As Brennan also points out, Morris was deposed by Benedict on the basis of a secret report compiled by American archbishop Charles J. Chaput, which Morris has never seen, and whose contents have never been shared with Morris.  And that being the case, I'm very interested to read the following headline about the Morris case in the national Catholic newspaper based in Chaput's Denver diocese, Catholic News Agency: "As Controversy Continues, 'Grave Reasons' Seen in Deposing Australian Bishop."

But here's the thing: no one knows those "grave reasons" except Chaput and the Pope, ostensibly.  And so one wonders how Fr. Jesus MiƱanbres Fernandez, the canonist of the Pontifical University of the Holy Cross whom CNA is citing for this phrase "grave reasons," knows why Bishop Morris was sacked.  Read the article itself, and the only "grave reason" it offers for Benedict's action vs. Bishop Morris is that 2006 pastoral letter to his diocese in which Bishop Morris stated that, given the vocations crisis and how it is affecting his diocese, surely open discussion of women's ordination might be considered.

The CNA report seeks to insinuate that Morris is not being forthcoming about that pastoral letter and has suppressed information about it.  And yet the text of that letter has been widely discussed in the Catholic media (e.g., here, with a link to the original document),  and there is no doubt at all about what Bishop Morris said or didn't say in this mild document calling for dialogue about an issue considered worth discussing by many Catholics around the world.

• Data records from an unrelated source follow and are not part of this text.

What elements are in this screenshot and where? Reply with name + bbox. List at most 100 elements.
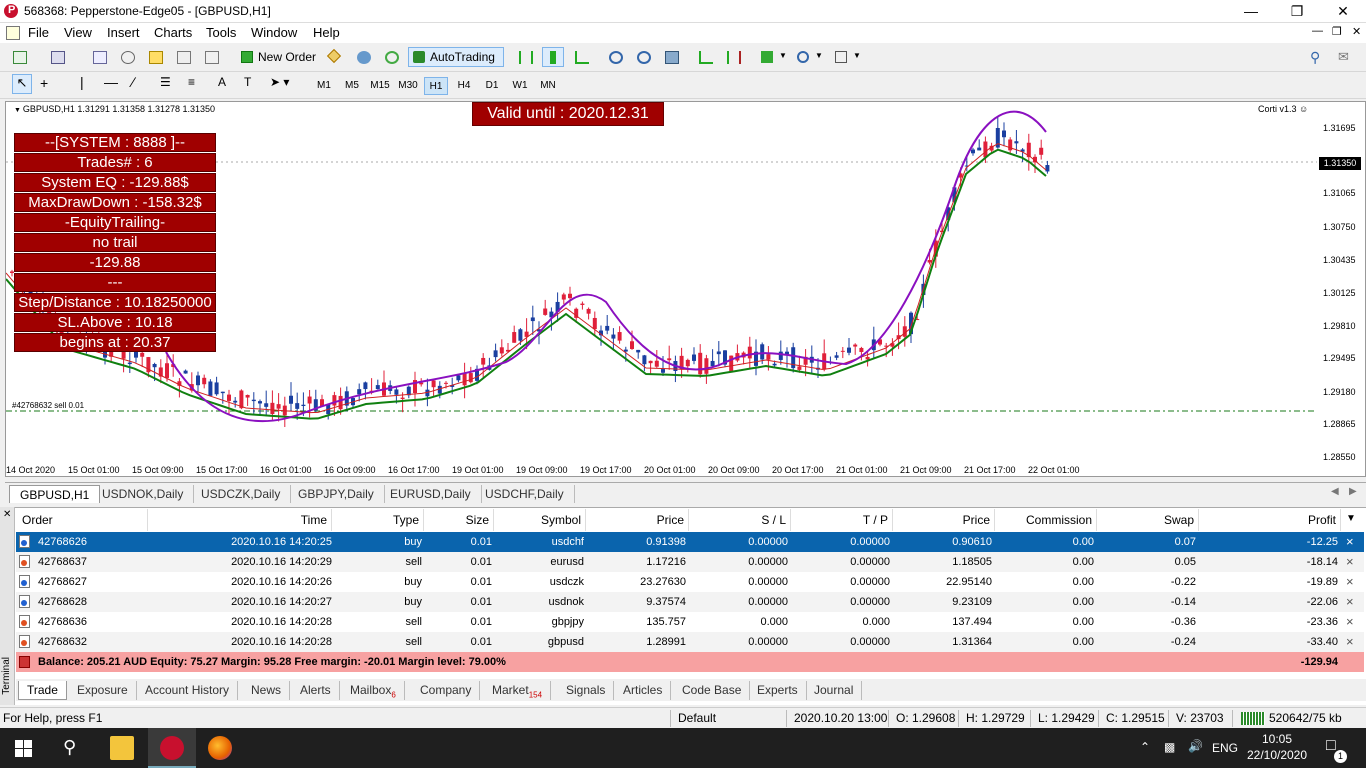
search-icon[interactable]: ⚲ (63, 737, 76, 758)
strategy-tester-icon[interactable] (200, 47, 222, 67)
table-row[interactable]: 42768628 2020.10.16 14:20:27 buy 0.01 us… (16, 592, 1364, 612)
close-order-icon[interactable]: × (1346, 552, 1354, 572)
windows-start-icon[interactable] (15, 740, 32, 757)
header-sl[interactable]: S / L (689, 509, 791, 531)
maximize-button[interactable]: ❐ (1274, 0, 1320, 23)
crosshair-icon[interactable]: + (40, 75, 48, 91)
balance-row[interactable]: Balance: 205.21 AUD Equity: 75.27 Margin… (16, 652, 1364, 672)
volume-icon[interactable]: 🔊 (1188, 739, 1203, 753)
minimize-button[interactable]: — (1228, 0, 1274, 23)
tab-company[interactable]: Company (412, 681, 481, 700)
cursor-icon[interactable]: ↖ (12, 74, 32, 94)
menu-window[interactable]: Window (251, 25, 297, 40)
tab-articles[interactable]: Articles (615, 681, 672, 700)
network-icon[interactable]: ▩ (1164, 740, 1175, 754)
chevron-up-icon[interactable]: ⌃ (1140, 740, 1150, 754)
tab-usdnok-daily[interactable]: USDNOK,Daily (92, 485, 195, 503)
profiles-icon[interactable] (46, 47, 68, 67)
terminal-close-icon[interactable]: ✕ (3, 509, 11, 520)
close-order-icon[interactable]: × (1346, 592, 1354, 612)
menu-tools[interactable]: Tools (206, 25, 236, 40)
tab-exposure[interactable]: Exposure (69, 681, 137, 700)
header-time[interactable]: Time (148, 509, 332, 531)
tab-eurusd-daily[interactable]: EURUSD,Daily (380, 485, 482, 503)
text-label-icon[interactable]: T (244, 75, 251, 89)
market-watch-icon[interactable] (88, 47, 110, 67)
clock-date[interactable]: 22/10/2020 (1246, 748, 1308, 762)
auto-trading-button[interactable]: AutoTrading (408, 47, 504, 67)
indicators-dropdown[interactable]: ▼ (756, 47, 788, 67)
tab-trade[interactable]: Trade (18, 681, 67, 700)
candlestick-chart-icon[interactable] (542, 47, 564, 67)
language-indicator[interactable]: ENG (1212, 741, 1238, 755)
tabs-scroll-left-icon[interactable]: ◀ (1331, 486, 1339, 497)
horizontal-line-icon[interactable]: — (104, 74, 118, 90)
header-price[interactable]: Price (586, 509, 689, 531)
timeframe-w1[interactable]: W1 (508, 77, 532, 95)
table-row[interactable]: 42768627 2020.10.16 14:20:26 buy 0.01 us… (16, 572, 1364, 592)
table-row[interactable]: 42768636 2020.10.16 14:20:28 sell 0.01 g… (16, 612, 1364, 632)
menu-charts[interactable]: Charts (154, 25, 192, 40)
chart-window-icon[interactable] (6, 26, 20, 40)
equidistant-channel-icon[interactable]: ☰ (160, 75, 171, 89)
taskbar-app-metatrader[interactable] (148, 728, 196, 768)
vertical-line-icon[interactable]: | (80, 74, 84, 90)
menu-file[interactable]: File (28, 25, 49, 40)
tabs-scroll-right-icon[interactable]: ▶ (1349, 486, 1357, 497)
close-order-icon[interactable]: × (1346, 532, 1354, 552)
search-icon[interactable]: ⚲ (1310, 49, 1320, 66)
table-row[interactable]: 42768626 2020.10.16 14:20:25 buy 0.01 us… (16, 532, 1364, 552)
text-icon[interactable]: A (218, 75, 226, 89)
timeframe-h4[interactable]: H4 (452, 77, 476, 95)
filter-icon[interactable]: ▼ (1346, 513, 1356, 524)
chat-icon[interactable]: ✉ (1338, 49, 1349, 65)
tab-gbpusd-h1[interactable]: GBPUSD,H1 (9, 485, 101, 503)
menu-help[interactable]: Help (313, 25, 340, 40)
tab-alerts[interactable]: Alerts (292, 681, 340, 700)
periods-dropdown[interactable]: ▼ (792, 47, 824, 67)
table-row[interactable]: 42768637 2020.10.16 14:20:29 sell 0.01 e… (16, 552, 1364, 572)
header-profit[interactable]: Profit (1199, 509, 1341, 531)
mdi-restore-button[interactable]: ❐ (1332, 25, 1342, 38)
zoom-in-icon[interactable] (604, 47, 626, 67)
chart-shift-icon[interactable] (722, 47, 744, 67)
mdi-close-button[interactable]: ✕ (1352, 25, 1361, 38)
mdi-minimize-button[interactable]: — (1312, 25, 1323, 37)
header-size[interactable]: Size (424, 509, 494, 531)
line-chart-icon[interactable] (570, 47, 592, 67)
timeframe-d1[interactable]: D1 (480, 77, 504, 95)
close-order-icon[interactable]: × (1346, 572, 1354, 592)
templates-dropdown[interactable]: ▼ (830, 47, 862, 67)
close-order-icon[interactable]: × (1346, 612, 1354, 632)
timeframe-m15[interactable]: M15 (368, 77, 392, 95)
tile-windows-icon[interactable] (660, 47, 682, 67)
clock-time[interactable]: 10:05 (1252, 732, 1302, 746)
tab-mailbox[interactable]: Mailbox6 (342, 681, 405, 700)
header-commission[interactable]: Commission (995, 509, 1097, 531)
auto-scroll-icon[interactable] (694, 47, 716, 67)
new-chart-icon[interactable] (8, 47, 30, 67)
trendline-icon[interactable]: ∕ (132, 74, 134, 90)
tab-usdchf-daily[interactable]: USDCHF,Daily (475, 485, 575, 503)
arrows-dropdown[interactable]: ➤ ▾ (270, 75, 289, 89)
data-window-icon[interactable] (116, 47, 138, 67)
tab-market[interactable]: Market154 (484, 681, 552, 700)
tab-account-history[interactable]: Account History (137, 681, 239, 700)
metaeditor-icon[interactable] (324, 47, 346, 67)
new-order-button[interactable]: New Order (236, 47, 320, 67)
close-order-icon[interactable]: × (1346, 632, 1354, 652)
bar-chart-icon[interactable] (514, 47, 536, 67)
menu-view[interactable]: View (64, 25, 92, 40)
file-explorer-icon[interactable] (110, 736, 134, 760)
close-button[interactable]: ✕ (1320, 0, 1366, 23)
terminal-icon[interactable] (172, 47, 194, 67)
header-order[interactable]: Order (16, 509, 148, 531)
timeframe-m1[interactable]: M1 (312, 77, 336, 95)
timeframe-h1[interactable]: H1 (424, 77, 448, 95)
header-swap[interactable]: Swap (1097, 509, 1199, 531)
tab-news[interactable]: News (243, 681, 291, 700)
timeframe-m30[interactable]: M30 (396, 77, 420, 95)
header-current-price[interactable]: Price (893, 509, 995, 531)
header-type[interactable]: Type (332, 509, 424, 531)
tab-gbpjpy-daily[interactable]: GBPJPY,Daily (288, 485, 385, 503)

In my view, since CNA is more or less Chaput's own newspaper, his own official voice (and that's why I often call CNA "the Chaput News Agency" when I link to its articles), it's more than a little sleazy for Chaput's paper to publish an article about Bishop Morris with a misleading--and downright dirty--headline insinuating that there are "grave reasons" for this bishop's firing, when the bishop in question hasn't even been told why he was fired.  Or what Chaput reported to the head honcho in Rome as he chopped off a brother bishop's head.

Chaput should have more integrity than to publish a headline like this.  It is slimy behavior on his part to do so.